Michel Palisaar spricht über seine Trainerrolle

Rudern: Bundesliga

Der Frauen-Achter des RV Rauxel führt seit Saisonbeginn die Ruder-Bundesliga (RBL) an. Im Interview spricht Trainer Michel Palisaar, der in diesem Jahr das Amt von Kai Sporea übernommen hatte, über die konstanten Leistungen seines Teams und seine neue Rolle als Coach.

CASTROP-RAUXEL

, 11.08.2015, 16:38 Uhr / Lesedauer: 2 min
Michel Palisaar spricht über seine Trainerrolle

Jubel in Münster: Nach dem dritten Renntag der Saison in der Ruder-Bundesliga freuen sich RVR-Trainer Michel Palisaar (hinten) und seine Schützlinge über die Tabellenführung.

Herr Palisaar, nach Tagessiegen in Frankfurt und Hannover sowie zuletzt Platz zwei in Münster steht ihr Team an der Spitze der RBL-Tabelle. Waren Sie selbst ein wenig vom Erfolg überrascht, nachdem Sie das Training erst zu dieser Saison übernommen haben? Im ersten Moment war ich schon überrascht. Zu Beginn der Saison wusste ich nicht, ob es gut laufen würde, oder ob mein Training gut anschlägt. Bislang war ich vor jedem Renntag nervös. Nun weiß ich, dass wir stets unter die ersten Fünf fahren können.

Beim Renntag in Münster hat der RVR-Achter sehr konstante Leistungen gezeigt. Abgesehen vom Zeitlauf lagen die Ergebnisse stets in derselben Sekunde. Wie gelingt eine solche Konstanz? Unser Boot funktioniert fast in jeder Besetzung gleich gut. Ich besetzte zwischen allen Läufen um. Wir kennen die Distanz (je nach Austragungsort um die 250 Meter; Anm. d. Red.), wie auch ein 400-Meter-Läufer seine Strecke kennt. Natürlich kann es uns dennoch passieren, mal den Start zu verpatzen. Aber in Münster hatten wir keinen Fehler drin.

Jetzt lesen

Sie waren gemeinsam mit ihrem Vereinskameraden Malte Jakschik auch als aktiver Ruderer erfolgreich. Warum wirken Sie nun als Trainer? Ich habe den Leistungssport 2013 an den Nagel gehängt. Da ging mir etwas gegen den Strich. Das zeitintensive Training passte auch mit meinem Studium nicht wirklich zusammen. Ich habe mir die Entscheidung aber nicht leicht gemacht.

Was ging Ihnen gegen den Strich? Da ging es um die individuelle Förderung im Training. Ich hatte das Gefühl, dass ich so mein optimales Niveau nicht erreichen kann.

Wie sind Sie dann dazu gekommen, den Rauxeler Frauen-Achter zu trainieren? Ich habe zuvor das Jugend-Training gemacht. Kai Sporea, der derzeit beruflich und privat recht eingespannt ist, hatte mich dann gefragt, ob ich übernehmen will. Ich kenne die Ruderinnen lange. Das Team ist sehr homogen und versteht sich gut.

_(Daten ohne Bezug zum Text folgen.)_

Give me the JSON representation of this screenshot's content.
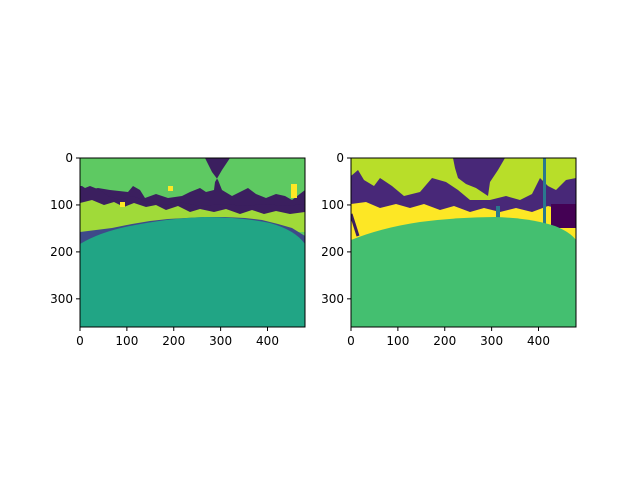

2012 hat der RV Rauxel zuletzt einen Männer-Achter in der Ruder-Bundesliga an den Start gebracht. Wird es in absehbarer Zeit wieder eine Männer-Mannschaft in dieser Liga geben? Leider gehe ich nicht davon aus. Ich würde aber sofort mitfahren. 2012 hatten wir einige Leute aus dem U23-Bereich im Boot, die aber aus verschiedenen Vereinen kamen. Die haben eigentlich keine Zeit dafür. Beim RV Rauxel haben wir derzeit nicht genügend Leute für eine Besatzung.

Wie sieht es mit einem erneuten Heimspiel in der Ruder-Bundesliga aus, wie 2009 auf dem Rhein-Herne-Kanal oder 2010 auf dem Oberwasser des Alten Schiffshebewerks Henrichenburg? Auf dem Kanal geht es nicht, wegen der Baustelle (der Rhein-Herne-Kanal wird derzeit ausgebaut; Anm. d. Red.). Das Oberwasser kam wohl bei den Veranstaltern nicht so gut an. Wenn man auf die aktuellen Austragungsorte schaut, sind das auch alles größere Städte.